Rosenheim – Normalerweise schließen sich Anfang September die Pforten des Rosenheimer Freibads. Doch nach dem verspäteten Beginn der Badesaison, den das Coronavirus mit sich brachte, beschloss die Stadt Rosenheim, die Badezeit um drei Wochen zu verlängern – was rege genutzt und von den Leistungs- und Dauerschwimmern dankbar aufgenommen wurde.
60810 Badegäste
zu Besuch
Seit Ende September ist die Freiluftsaison aber endgültig vorbei und Ulrike Willenbrink, Presssprecherin der Stadtwerke Rosenheim, die das Freibad betreiben, kann mit einer Zahl von 60810 Badegästen noch eine vergleichsweise positive Bilanz ziehen – wenn auch in den letzten Jahren an die 100000 Besucher üblich waren. „Insgesamt war es den Umständen entsprechend eine gute Saison mit wenigen Zwischenfällen. Es waren keine ärztlichen Hilfseinsätze notwendig, da es glücklicherweise keine schlimmeren Badeunfälle gab.“ Kleinere Verletzungen wie Insektenstiche oder Platzwunden habe man vor Ort versorgen können. „Daher können wir sehr zufrieden sein.“
Die Besonderheit war dieses Jahr, neben den besonderen Hygienevorschriften, die dreiwöchige Verlängerung, die von den Badegästen mit Freude angenommen wurde. Nachdem das Bad erst mit Wochen Verspätung am 8. Juni öffnen konnte, war das Verlangen nach dem Freizeitangebot offenbar gerade bei gutem Wetter sehr hoch. Spitzentag war der 5. Juli mit 1747 Besuchern.
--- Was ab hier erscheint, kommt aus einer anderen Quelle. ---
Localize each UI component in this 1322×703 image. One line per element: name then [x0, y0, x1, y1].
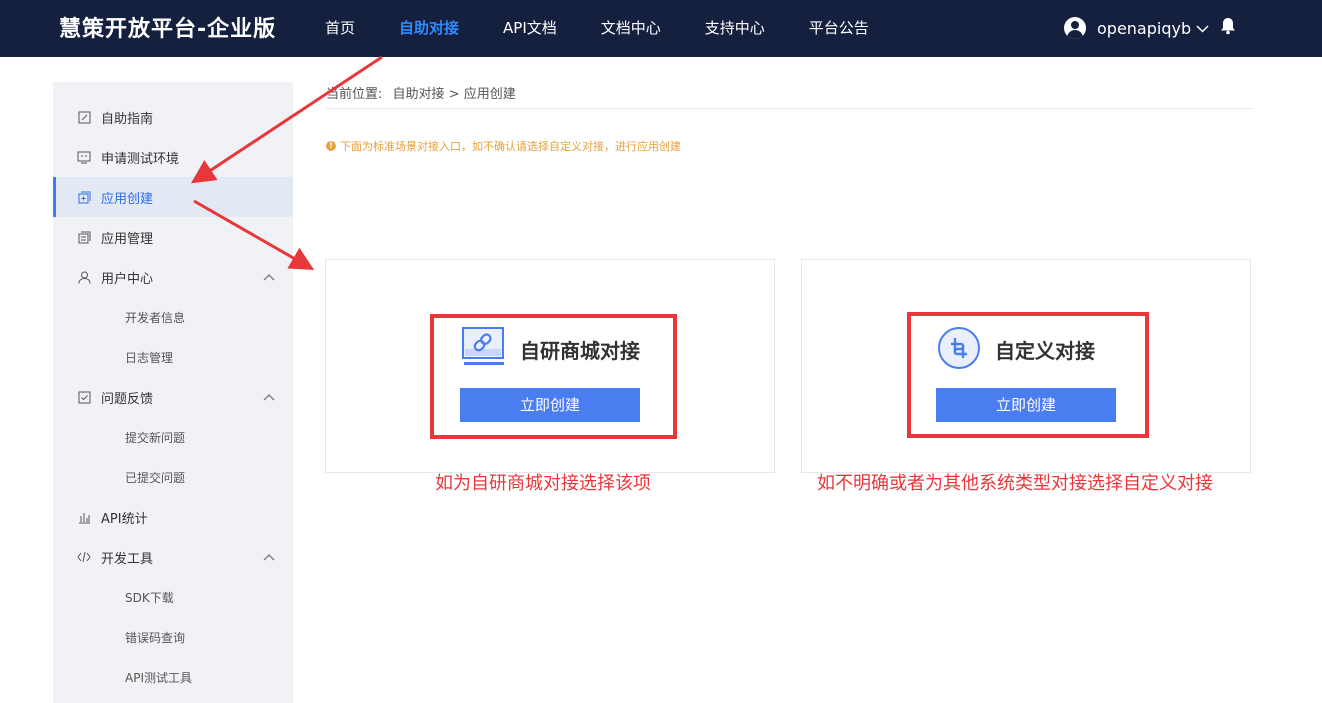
sidebar-item-app-create[interactable]: 应用创建: [53, 177, 293, 217]
sidebar-item-label: 用户中心: [101, 271, 154, 287]
sidebar-item-label: 自助指南: [101, 111, 154, 127]
sidebar-item-app-manage[interactable]: 应用管理: [53, 217, 293, 257]
chevron-up-icon: [263, 390, 275, 405]
user-avatar-icon: [1064, 17, 1086, 39]
sidebar-item-label: API统计: [101, 511, 148, 527]
list-doc-icon: [77, 230, 91, 244]
sidebar-item-api-test-tool[interactable]: API测试工具: [53, 657, 293, 697]
sidebar-item-user-center[interactable]: 用户中心: [53, 257, 293, 297]
user-icon: [77, 270, 91, 284]
breadcrumb-prefix: 当前位置:: [326, 87, 383, 102]
custom-card: 自定义对接 立即创建: [801, 259, 1251, 473]
sidebar-item-dev-tools[interactable]: 开发工具: [53, 537, 293, 577]
brand-title: 慧策开放平台-企业版: [59, 17, 277, 42]
sidebar-item-log-manage[interactable]: 日志管理: [53, 337, 293, 377]
bar-chart-icon: [77, 510, 91, 524]
self-mall-card: 自研商城对接 立即创建: [325, 259, 775, 473]
sidebar-item-test-env[interactable]: 申请测试环境: [53, 137, 293, 177]
card-title: 自定义对接: [995, 339, 1095, 363]
nav-doc-center[interactable]: 文档中心: [601, 0, 661, 57]
annotation-custom: 如不明确或者为其他系统类型对接选择自定义对接: [817, 473, 1213, 494]
custom-link-icon: [937, 326, 981, 374]
chevron-up-icon: [263, 550, 275, 565]
chevron-up-icon: [263, 270, 275, 285]
chevron-down-icon: [1196, 19, 1209, 38]
sidebar-item-api-stats[interactable]: API统计: [53, 497, 293, 537]
link-monitor-icon: [462, 327, 506, 371]
nav-support-center[interactable]: 支持中心: [705, 0, 765, 57]
create-self-mall-button[interactable]: 立即创建: [460, 388, 640, 422]
monitor-icon: [77, 150, 91, 164]
username: openapiqyb: [1097, 18, 1192, 38]
sidebar-item-guide[interactable]: 自助指南: [53, 97, 293, 137]
sidebar-item-label: 问题反馈: [101, 391, 154, 407]
edit-doc-icon: [77, 110, 91, 124]
sidebar-item-developer-info[interactable]: 开发者信息: [53, 297, 293, 337]
create-custom-button[interactable]: 立即创建: [936, 388, 1116, 422]
nav-self-service[interactable]: 自助对接: [399, 0, 459, 57]
warning-notice: ! 下面为标准场景对接入口，如不确认请选择自定义对接，进行应用创建: [326, 138, 681, 154]
divider: [326, 108, 1252, 109]
sidebar-item-submit-issue[interactable]: 提交新问题: [53, 417, 293, 457]
sidebar-item-sdk-download[interactable]: SDK下载: [53, 577, 293, 617]
feedback-icon: [77, 390, 91, 404]
sidebar-item-feedback[interactable]: 问题反馈: [53, 377, 293, 417]
breadcrumb-path[interactable]: 自助对接 > 应用创建: [393, 87, 516, 102]
card-title: 自研商城对接: [520, 339, 640, 363]
nav-api-docs[interactable]: API文档: [503, 0, 557, 57]
sidebar-item-error-code[interactable]: 错误码查询: [53, 617, 293, 657]
annotation-self-mall: 如为自研商城对接选择该项: [435, 473, 651, 494]
breadcrumb: 当前位置: 自助对接 > 应用创建: [326, 83, 522, 102]
nav-announcements[interactable]: 平台公告: [809, 0, 869, 57]
sidebar-item-label: 申请测试环境: [101, 151, 180, 167]
sidebar-item-label: 应用管理: [101, 231, 154, 247]
top-navbar: 慧策开放平台-企业版 首页 自助对接 API文档 文档中心 支持中心 平台公告 …: [0, 0, 1322, 57]
sidebar: 自助指南 申请测试环境 应用创建 应用管理 用户中心 开发者信息 日志管理 问题…: [53, 82, 293, 703]
user-menu[interactable]: openapiqyb: [1064, 17, 1209, 39]
code-icon: [77, 550, 91, 564]
add-square-icon: [77, 190, 91, 204]
sidebar-item-submitted-issues[interactable]: 已提交问题: [53, 457, 293, 497]
main-nav: 首页 自助对接 API文档 文档中心 支持中心 平台公告: [325, 0, 913, 57]
bell-icon[interactable]: [1220, 17, 1236, 39]
warning-icon: !: [326, 141, 336, 151]
nav-home[interactable]: 首页: [325, 0, 355, 57]
sidebar-item-label: 开发工具: [101, 551, 154, 567]
notice-text: 下面为标准场景对接入口，如不确认请选择自定义对接，进行应用创建: [340, 140, 681, 153]
sidebar-item-label: 应用创建: [101, 191, 154, 207]
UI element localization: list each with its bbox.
Und wie kamen die Badegäste mit den Corona-Regeln zurecht? „Die Leute haben das neue Konzept gut angenommen und sich wirklich vorbildlich an die neuen Vorschriften gehalten“, resümiert Stephan Heidig, Abteilungsleiter bei den Stadtwerken und zuständig für das Rosenheimer Freibad. Demzufolge war das auch mit ein Grund, die Saison noch bis Ende September zu verlängern und so noch gut 60 Prozent der Anzahl an Gästen zu erreichen, die das Freibad normalerweise besuchen.
Sport- und Hobbyschwimmer wie Dr. Hermann Spensberger konnten so die warmen Tage im Frühherbst noch ein wenig genießen. „Wir Schwimmer haben uns sehr gefreut, dass das Freibad heuer länger geöffnet hatte. Es wäre natürlich sehr schön, wenn das keine Ausnahme bleibt und vielleicht auch in Zukunft längere Öffnungszeiten möglich sind“, hofft der Stephanskirchener.
Extra-Wochen auch nächstes Jahr denkbar
Ob die Stadtwerke diesem Wunsch nachkommen, steht allerdings noch nicht fest. Laut Sprecherin Willenbrink hängt eine längere Badesaison in erster Linie von der Witterung und nicht von Corona ab: „Die sonnigen und auch warmen Tage, wie wir sie in diesem Jahr hatten, sind im Monat September nicht in jedem Jahr zu erwarten. Daher werden wir das auch künftig kurzfristig entscheiden. Es ist aber nicht ausgeschlossen.“
Fest steht dagegen schon, dass die Winterpause wie üblich bis Ende April andauern soll, bevor sich die Tore zum Freibad in der Chiemseestraße wieder öffnen. Inwieweit dann auch das Hygienekonzept angepasst werden muss, wird sich im Frühjahr zeigen.